John caught the attention of the audience from the word go with the history of Ross Hill, a famed spot amongst the locals for the bright white-washed cathedral. He narrated how it was earlier known as Mosquito Hill, a name given by the British owing to the mosquitos that infested the area. It was appalling to know that a cyclone in the 1950s destroyed most of the city, especially the Vizag Fishing Harbour. The heritage aficionado also recalled the Hudhud cyclone in 2014, which inflicted severe damage to Vizag.
During his presentation, he exhibited pictures of the artefacts and furniture made by local carpenters in Vizag. The audience gasped in amazement when he revealed that those Vizag-made pieces are now present at Buckingham Palace, UK. John also highlighted the souvenirs of Visakhapatnam, such as brass toy soldiers made by the locals, which were gifted to British officials in the 18th century. It was also disheartening to know that much of Vizag’s marvellous architecture and buildings were demolished by the French Governor Buise.
This interactive event went on to uncover the contributions of Bobbili Raja in developing the city. Interestingly, most of the establishments, such as the Town Hall, were donated by the late Maharaja. In the heart of Vizag, a transformative chapter unfolded with the establishment of the Vizagapatam High School by the London Missionary in the 19th century. John highlighted that this set the stage for the city’s educational evolution.

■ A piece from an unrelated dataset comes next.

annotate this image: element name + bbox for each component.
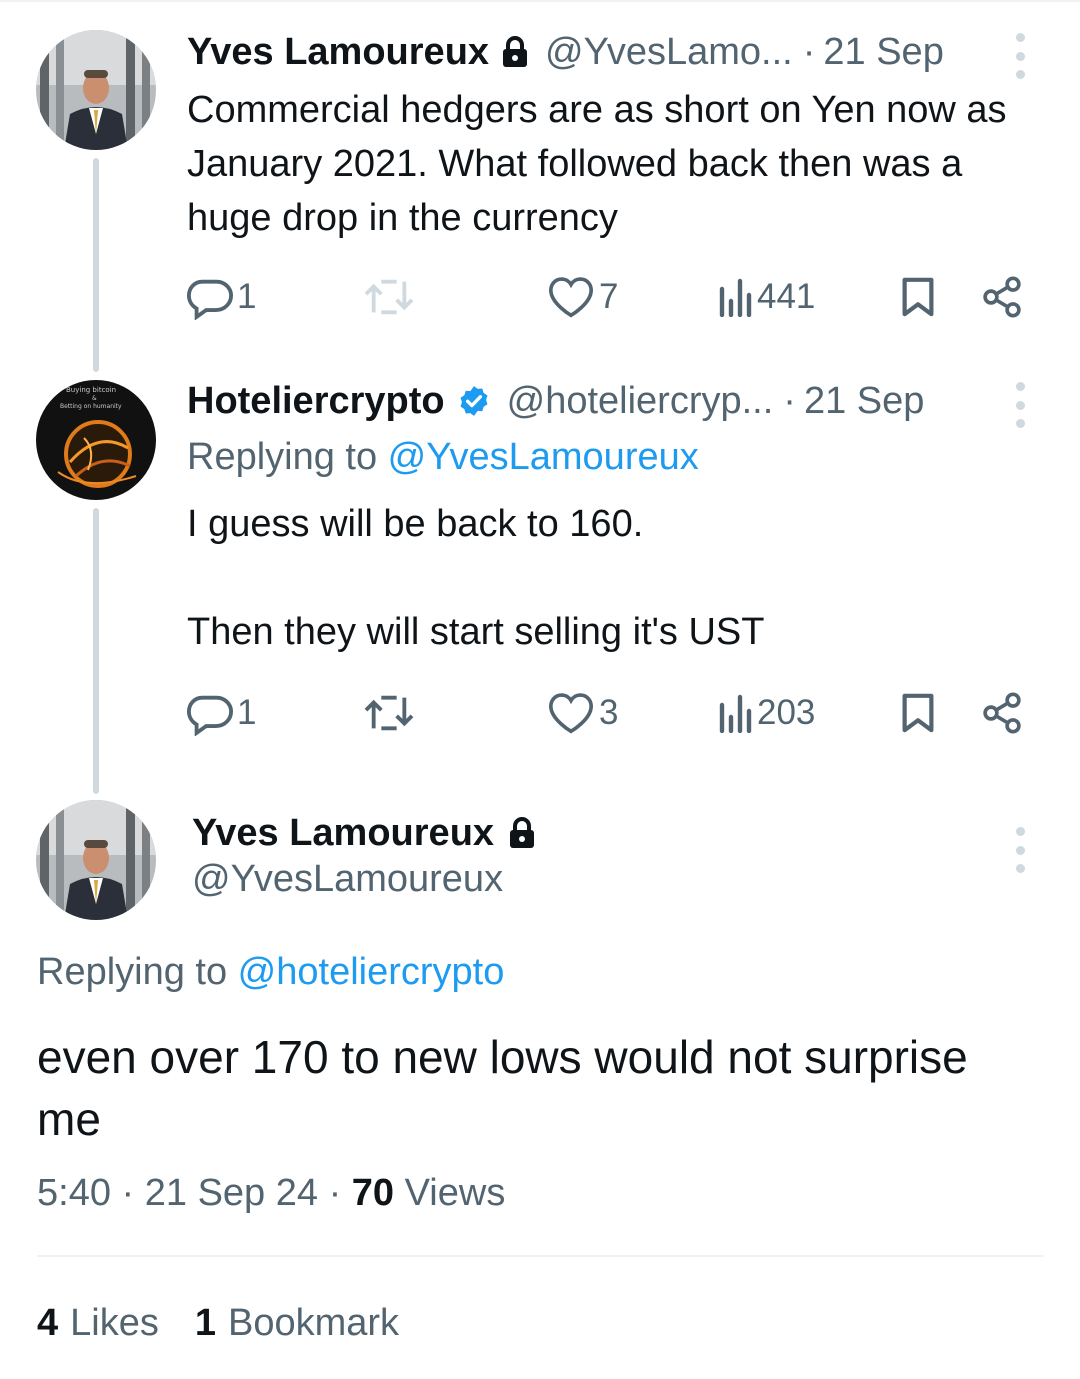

Another interesting fact that awestruck the audience was that the Pope Bishop gifted the bell to St Aloysius school, established in 1847. The Kurupam Tower in East Point Colony has a fascinating story to it too. John narrated how the statue in the tomb went missing two years after its establishment. Though some locals were accused of stealing the three-ton statue, it was later identified that it was never inside the tomb. It is suspected to have got lost in the seas during transportation, while the inspirational model for the statue still resides at a museum in France.

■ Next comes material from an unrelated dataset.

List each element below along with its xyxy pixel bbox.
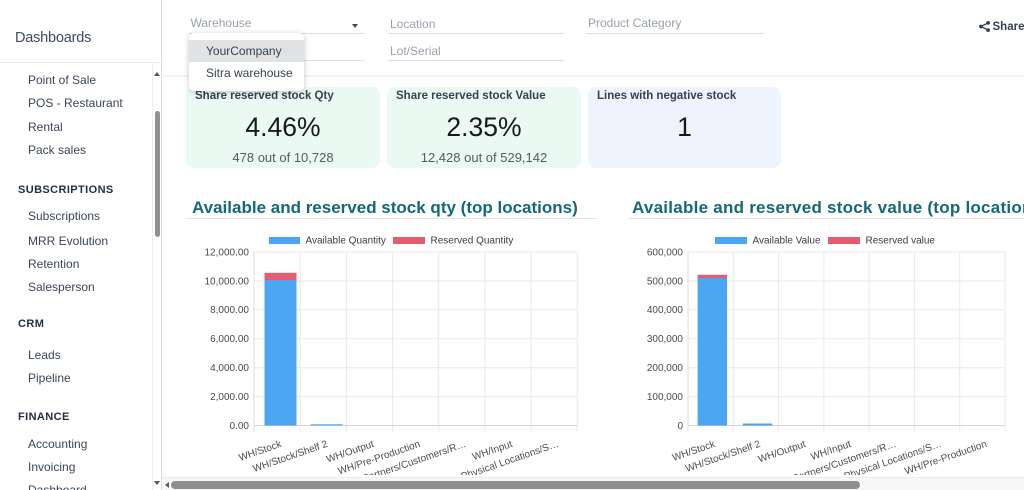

Did you know that the Bible was first translated to Telugu in Vizag, in the year 1805? John Castellas explained how the Bible was first translated by a Vizag pundit and was later printed in 1812 with the first manuscripts preserved to date. The event concluded with the narrator explaining how many forgotten and lost treasures of Vizag are of great significance. It was an enriching experience for the audiences to know the history of the City of Destiny and its prominence.